Japan's Zenkoku Business Corporate Pension Fund said it will start buying cryptocurrencies in fiscal 2026 (April 2026–March 2027), Nikkei reported on 18 Jun, in a rare move by a Japanese pension scheme into digital assets.
Japanese Pension Fund to Add Crypto, Citing Dollar Risk
The Okayama-based fund, which covers 1,200 small and mid-sized enterprises, plans to allocate about 1.0% of its assets to a multi-coin passive fund managed by an unnamed hedge fund. It will cut yen exposure to 70% from 80%, hold dollar at 15% and open new 10% and 5.0% buckets for other developed-market currencies and alternatives, including crypto.
Reserve currency concern cited
The aim is currency diversification, executive investment officer Manatomo Kiguchi told Nikkei. The dollar's "character as a reserve currency could weaken," he said, pointing to yuan-settled oil trade during this year's Iran conflict and the US fiscal deficit.

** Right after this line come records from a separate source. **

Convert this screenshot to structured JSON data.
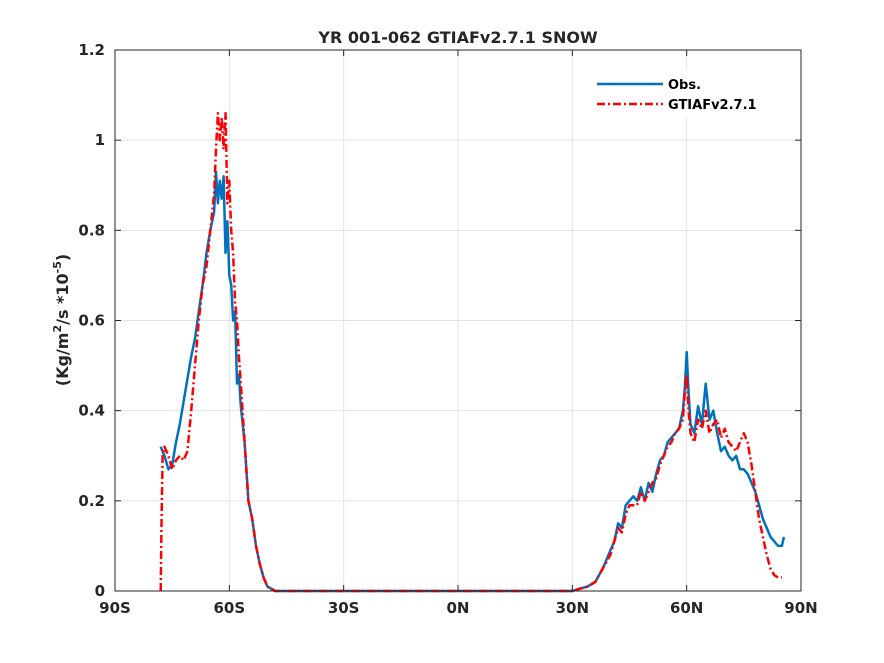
{
  "chart_data": {
    "type": "line",
    "title": "YR 001-062 GTIAFv2.7.1 SNOW",
    "ylabel": {
      "pre": "(Kg/m",
      "sup1": "2",
      "mid": "/s *10",
      "sup2": "-5",
      "post": ")"
    },
    "xlabel": "",
    "xlim": [
      -90,
      90
    ],
    "ylim": [
      0,
      1.2
    ],
    "x_ticks": [
      {
        "value": -90,
        "label": "90S"
      },
      {
        "value": -60,
        "label": "60S"
      },
      {
        "value": -30,
        "label": "30S"
      },
      {
        "value": 0,
        "label": "0N"
      },
      {
        "value": 30,
        "label": "30N"
      },
      {
        "value": 60,
        "label": "60N"
      },
      {
        "value": 90,
        "label": "90N"
      }
    ],
    "y_ticks": [
      {
        "value": 0,
        "label": "0"
      },
      {
        "value": 0.2,
        "label": "0.2"
      },
      {
        "value": 0.4,
        "label": "0.4"
      },
      {
        "value": 0.6,
        "label": "0.6"
      },
      {
        "value": 0.8,
        "label": "0.8"
      },
      {
        "value": 1.0,
        "label": "1"
      },
      {
        "value": 1.2,
        "label": "1.2"
      }
    ],
    "grid": true,
    "legend_position": "top-right",
    "series": [
      {
        "name": "Obs.",
        "color": "#0072bd",
        "style": "solid",
        "points": [
          [
            -78,
            0.32
          ],
          [
            -77,
            0.3
          ],
          [
            -76,
            0.27
          ],
          [
            -75,
            0.28
          ],
          [
            -74,
            0.33
          ],
          [
            -73,
            0.37
          ],
          [
            -72,
            0.42
          ],
          [
            -71,
            0.47
          ],
          [
            -70,
            0.52
          ],
          [
            -69,
            0.56
          ],
          [
            -68,
            0.62
          ],
          [
            -67,
            0.68
          ],
          [
            -66,
            0.75
          ],
          [
            -65,
            0.8
          ],
          [
            -64,
            0.84
          ],
          [
            -63.5,
            0.93
          ],
          [
            -63,
            0.86
          ],
          [
            -62.5,
            0.91
          ],
          [
            -62,
            0.87
          ],
          [
            -61.5,
            0.92
          ],
          [
            -61,
            0.75
          ],
          [
            -60.5,
            0.82
          ],
          [
            -60,
            0.7
          ],
          [
            -59.5,
            0.68
          ],
          [
            -59,
            0.6
          ],
          [
            -58.5,
            0.62
          ],
          [
            -58,
            0.46
          ],
          [
            -57.5,
            0.48
          ],
          [
            -57,
            0.41
          ],
          [
            -56,
            0.33
          ],
          [
            -55,
            0.2
          ],
          [
            -54,
            0.16
          ],
          [
            -53,
            0.1
          ],
          [
            -52,
            0.06
          ],
          [
            -51,
            0.03
          ],
          [
            -50,
            0.01
          ],
          [
            -48,
            0.0
          ],
          [
            -30,
            0.0
          ],
          [
            0,
            0.0
          ],
          [
            25,
            0.0
          ],
          [
            30,
            0.0
          ],
          [
            32,
            0.005
          ],
          [
            34,
            0.01
          ],
          [
            36,
            0.02
          ],
          [
            38,
            0.05
          ],
          [
            40,
            0.09
          ],
          [
            41,
            0.11
          ],
          [
            42,
            0.15
          ],
          [
            43,
            0.14
          ],
          [
            44,
            0.19
          ],
          [
            45,
            0.2
          ],
          [
            46,
            0.21
          ],
          [
            47,
            0.2
          ],
          [
            48,
            0.23
          ],
          [
            49,
            0.2
          ],
          [
            50,
            0.24
          ],
          [
            51,
            0.22
          ],
          [
            52,
            0.26
          ],
          [
            53,
            0.29
          ],
          [
            54,
            0.3
          ],
          [
            55,
            0.33
          ],
          [
            56,
            0.34
          ],
          [
            57,
            0.35
          ],
          [
            58,
            0.36
          ],
          [
            59,
            0.4
          ],
          [
            59.5,
            0.45
          ],
          [
            60,
            0.53
          ],
          [
            60.5,
            0.44
          ],
          [
            61,
            0.37
          ],
          [
            62,
            0.35
          ],
          [
            63,
            0.41
          ],
          [
            64,
            0.37
          ],
          [
            65,
            0.46
          ],
          [
            66,
            0.38
          ],
          [
            67,
            0.4
          ],
          [
            68,
            0.35
          ],
          [
            69,
            0.31
          ],
          [
            70,
            0.32
          ],
          [
            71,
            0.3
          ],
          [
            72,
            0.29
          ],
          [
            73,
            0.3
          ],
          [
            74,
            0.27
          ],
          [
            75,
            0.27
          ],
          [
            76,
            0.26
          ],
          [
            77,
            0.24
          ],
          [
            78,
            0.22
          ],
          [
            79,
            0.19
          ],
          [
            80,
            0.16
          ],
          [
            81,
            0.14
          ],
          [
            82,
            0.12
          ],
          [
            83,
            0.11
          ],
          [
            84,
            0.1
          ],
          [
            85,
            0.1
          ],
          [
            85.5,
            0.12
          ]
        ]
      },
      {
        "name": "GTIAFv2.7.1",
        "color": "#ff0000",
        "style": "dashdot",
        "points": [
          [
            -78,
            0.0
          ],
          [
            -77.8,
            0.15
          ],
          [
            -77.5,
            0.3
          ],
          [
            -77,
            0.32
          ],
          [
            -76,
            0.3
          ],
          [
            -75,
            0.27
          ],
          [
            -74,
            0.29
          ],
          [
            -73,
            0.3
          ],
          [
            -72,
            0.29
          ],
          [
            -71,
            0.31
          ],
          [
            -70,
            0.4
          ],
          [
            -69,
            0.5
          ],
          [
            -68,
            0.6
          ],
          [
            -67,
            0.68
          ],
          [
            -66,
            0.72
          ],
          [
            -65,
            0.8
          ],
          [
            -64,
            0.88
          ],
          [
            -63.5,
            0.98
          ],
          [
            -63,
            1.06
          ],
          [
            -62.5,
            1.0
          ],
          [
            -62,
            1.05
          ],
          [
            -61.5,
            0.98
          ],
          [
            -61,
            1.06
          ],
          [
            -60.5,
            0.86
          ],
          [
            -60,
            0.91
          ],
          [
            -59.5,
            0.8
          ],
          [
            -59,
            0.75
          ],
          [
            -58.5,
            0.64
          ],
          [
            -58,
            0.6
          ],
          [
            -57.5,
            0.52
          ],
          [
            -57,
            0.46
          ],
          [
            -56,
            0.33
          ],
          [
            -55,
            0.2
          ],
          [
            -54,
            0.16
          ],
          [
            -53,
            0.1
          ],
          [
            -52,
            0.06
          ],
          [
            -51,
            0.03
          ],
          [
            -50,
            0.01
          ],
          [
            -48,
            0.0
          ],
          [
            -30,
            0.0
          ],
          [
            0,
            0.0
          ],
          [
            25,
            0.0
          ],
          [
            30,
            0.0
          ],
          [
            32,
            0.005
          ],
          [
            34,
            0.01
          ],
          [
            36,
            0.02
          ],
          [
            38,
            0.05
          ],
          [
            40,
            0.08
          ],
          [
            41,
            0.11
          ],
          [
            42,
            0.14
          ],
          [
            43,
            0.13
          ],
          [
            44,
            0.17
          ],
          [
            45,
            0.19
          ],
          [
            46,
            0.19
          ],
          [
            47,
            0.19
          ],
          [
            48,
            0.22
          ],
          [
            49,
            0.2
          ],
          [
            50,
            0.22
          ],
          [
            51,
            0.24
          ],
          [
            52,
            0.25
          ],
          [
            53,
            0.28
          ],
          [
            54,
            0.3
          ],
          [
            55,
            0.32
          ],
          [
            56,
            0.33
          ],
          [
            57,
            0.35
          ],
          [
            58,
            0.36
          ],
          [
            59,
            0.38
          ],
          [
            59.5,
            0.44
          ],
          [
            60,
            0.48
          ],
          [
            60.5,
            0.4
          ],
          [
            61,
            0.35
          ],
          [
            62,
            0.33
          ],
          [
            63,
            0.38
          ],
          [
            64,
            0.36
          ],
          [
            65,
            0.4
          ],
          [
            66,
            0.35
          ],
          [
            67,
            0.37
          ],
          [
            68,
            0.38
          ],
          [
            69,
            0.34
          ],
          [
            70,
            0.36
          ],
          [
            71,
            0.33
          ],
          [
            72,
            0.32
          ],
          [
            73,
            0.31
          ],
          [
            74,
            0.33
          ],
          [
            75,
            0.35
          ],
          [
            76,
            0.33
          ],
          [
            77,
            0.28
          ],
          [
            78,
            0.22
          ],
          [
            79,
            0.16
          ],
          [
            80,
            0.12
          ],
          [
            81,
            0.08
          ],
          [
            82,
            0.05
          ],
          [
            83,
            0.035
          ],
          [
            84,
            0.03
          ],
          [
            85,
            0.03
          ]
        ]
      }
    ]
  }
}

Fraction of pension trillions
The allocation is small against Japan's pension universe. Combined Japanese pension assets total roughly $2.6tn, anchored by the Government Pension Investment Fund (GPIF), Japan's public retirement scheme. GPIF lost its 20-year run as the world's largest pension fund to Norway's Government Pension Fund Global, a $1.77tn sovereign wealth vehicle, in September 2025, according to Willis Towers Watson's Thinking Ahead Institute. GPIF has not publicly flagged crypto for inclusion in its portfolio.
Public pension funds in the US states of Wisconsin and Michigan hold spot Bitcoin (BTC) ETFs, while US university endowments, including Harvard and Brown, have disclosed crypto exposure. A survey by Coinbase and EY-Parthenon, cited by Nikkei, found that 73% of global institutional investors plan to increase crypto allocations in 2026.